Segunda: a assertiva parte do pressuposto de que a principal (e talvez única) fonte de custeio da emissora de radiodifusão privada é o numerário decorrente da "venda" de espaço publicitário (publicidade comercial) para veiculação de anúncios.

Noutros termos, se a comercialização da grade televisiva (independentemente de seu conteúdo) ostenta a natureza jurídica de publicidade comercial, tal como defendido pelo autor coletivo, o "tempo comercializado" deveria estar adstrito ao limite de 25% (vinte e cinto por cento) previsto na lei. (...)

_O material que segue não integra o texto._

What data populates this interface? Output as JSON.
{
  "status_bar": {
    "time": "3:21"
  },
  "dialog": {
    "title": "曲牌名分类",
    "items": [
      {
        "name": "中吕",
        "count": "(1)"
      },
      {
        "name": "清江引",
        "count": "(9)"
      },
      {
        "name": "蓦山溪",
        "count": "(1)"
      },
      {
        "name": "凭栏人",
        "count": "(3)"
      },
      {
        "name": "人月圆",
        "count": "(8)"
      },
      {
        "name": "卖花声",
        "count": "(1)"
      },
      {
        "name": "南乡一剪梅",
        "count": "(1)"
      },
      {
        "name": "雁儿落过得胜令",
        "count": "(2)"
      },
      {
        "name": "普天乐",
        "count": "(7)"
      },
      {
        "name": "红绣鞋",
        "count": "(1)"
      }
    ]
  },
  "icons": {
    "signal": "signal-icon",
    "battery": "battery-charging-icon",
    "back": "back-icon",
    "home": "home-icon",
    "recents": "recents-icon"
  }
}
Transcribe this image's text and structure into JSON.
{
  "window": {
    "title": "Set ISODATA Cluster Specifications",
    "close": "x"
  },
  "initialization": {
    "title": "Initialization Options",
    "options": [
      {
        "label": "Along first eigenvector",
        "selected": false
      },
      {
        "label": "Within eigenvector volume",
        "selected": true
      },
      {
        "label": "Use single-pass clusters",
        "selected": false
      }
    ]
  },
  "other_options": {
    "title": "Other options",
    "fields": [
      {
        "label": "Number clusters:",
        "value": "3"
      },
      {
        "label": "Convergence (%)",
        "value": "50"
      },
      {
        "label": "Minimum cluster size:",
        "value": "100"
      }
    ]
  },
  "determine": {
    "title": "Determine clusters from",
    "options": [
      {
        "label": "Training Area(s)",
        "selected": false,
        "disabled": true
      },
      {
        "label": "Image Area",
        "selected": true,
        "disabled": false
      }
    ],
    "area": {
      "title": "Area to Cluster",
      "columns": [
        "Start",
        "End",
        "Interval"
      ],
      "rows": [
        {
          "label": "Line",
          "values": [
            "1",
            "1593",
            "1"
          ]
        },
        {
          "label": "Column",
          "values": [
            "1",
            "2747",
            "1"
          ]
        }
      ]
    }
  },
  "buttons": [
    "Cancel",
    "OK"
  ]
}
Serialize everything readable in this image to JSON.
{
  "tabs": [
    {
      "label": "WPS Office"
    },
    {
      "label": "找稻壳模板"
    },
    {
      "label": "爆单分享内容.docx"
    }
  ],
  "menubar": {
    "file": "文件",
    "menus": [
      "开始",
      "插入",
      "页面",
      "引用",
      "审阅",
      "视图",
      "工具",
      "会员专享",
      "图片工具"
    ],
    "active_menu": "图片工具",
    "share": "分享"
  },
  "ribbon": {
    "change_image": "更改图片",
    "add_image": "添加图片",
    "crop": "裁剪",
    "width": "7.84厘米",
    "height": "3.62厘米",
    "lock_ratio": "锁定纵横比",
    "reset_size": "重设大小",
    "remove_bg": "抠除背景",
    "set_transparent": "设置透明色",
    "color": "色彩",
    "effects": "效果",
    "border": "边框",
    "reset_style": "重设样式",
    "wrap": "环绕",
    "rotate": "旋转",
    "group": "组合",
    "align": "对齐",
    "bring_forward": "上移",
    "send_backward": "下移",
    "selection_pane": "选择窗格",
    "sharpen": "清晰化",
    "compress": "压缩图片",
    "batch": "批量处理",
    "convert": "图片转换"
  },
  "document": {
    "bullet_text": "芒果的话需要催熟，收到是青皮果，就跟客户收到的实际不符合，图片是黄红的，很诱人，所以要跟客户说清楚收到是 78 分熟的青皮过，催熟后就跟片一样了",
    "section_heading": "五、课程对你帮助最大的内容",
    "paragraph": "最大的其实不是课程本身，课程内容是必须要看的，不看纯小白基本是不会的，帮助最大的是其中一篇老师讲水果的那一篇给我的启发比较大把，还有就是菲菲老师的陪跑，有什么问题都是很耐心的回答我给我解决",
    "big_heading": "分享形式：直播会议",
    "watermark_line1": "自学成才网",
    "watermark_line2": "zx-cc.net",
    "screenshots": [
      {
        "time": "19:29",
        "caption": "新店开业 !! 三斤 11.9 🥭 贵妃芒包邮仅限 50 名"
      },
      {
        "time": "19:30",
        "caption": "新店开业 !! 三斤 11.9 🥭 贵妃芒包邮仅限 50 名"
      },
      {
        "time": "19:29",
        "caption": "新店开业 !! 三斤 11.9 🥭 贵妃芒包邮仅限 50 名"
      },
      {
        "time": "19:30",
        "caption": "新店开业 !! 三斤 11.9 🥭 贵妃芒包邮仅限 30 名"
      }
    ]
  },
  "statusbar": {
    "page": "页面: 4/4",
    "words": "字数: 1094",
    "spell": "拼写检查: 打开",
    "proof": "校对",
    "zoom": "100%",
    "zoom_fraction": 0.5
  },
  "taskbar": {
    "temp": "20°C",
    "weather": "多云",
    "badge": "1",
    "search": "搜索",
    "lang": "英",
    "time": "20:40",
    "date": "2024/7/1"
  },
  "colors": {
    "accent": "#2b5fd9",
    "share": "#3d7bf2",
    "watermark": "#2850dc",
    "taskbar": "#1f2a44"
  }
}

Segundo o contrato ora sub examine, o Grupo CNT "comercializou" 22 horas diárias de sua grade de programação para veiculação de programas de cunho religioso e cultural produzidos pela IURD, logo, um conteúdo de autoria de terceiro.

Ocorre que a veiculação de conteúdo de autoria de terceiros não é vedada pelo arcabouço normativo vigente, pelo contrário. O art. 221, II da Constituição Federal estimula a produção independente de programas televisivos, ao passo que o Decreto nº 52.795/63 prevê que a produção independente (conteúdo produzido por terceiro) é um dos critérios para classificação das propostas no certame para outorga do serviço público de radiodifusão, conforme segue:

 

Art. 16. As propostas serão examinadas e julgadas em conformidade com os quesitos e critérios estabelecidos neste artigo. 1o Para a classificação das propostas, serão considerados os seguintes critérios, conforme ato do Ministério das Comunicações:(...)d) tempo destinado a programas culturais, artísticos, educativos e jornalísticos a serem produzidos por entidade que não tenha qualquer associação ou vínculo, direto ou indireto, com empresas ou entidades executoras de serviços de radiodifusão - máximo de trinta pontos. (destaquei)

 

Por conseguinte, exsurge das normas acima enunciadas a existência de autorização para a veiculação, pela concessionária do serviço público de radiodifusão privada, de conteúdo produzido por terceiro.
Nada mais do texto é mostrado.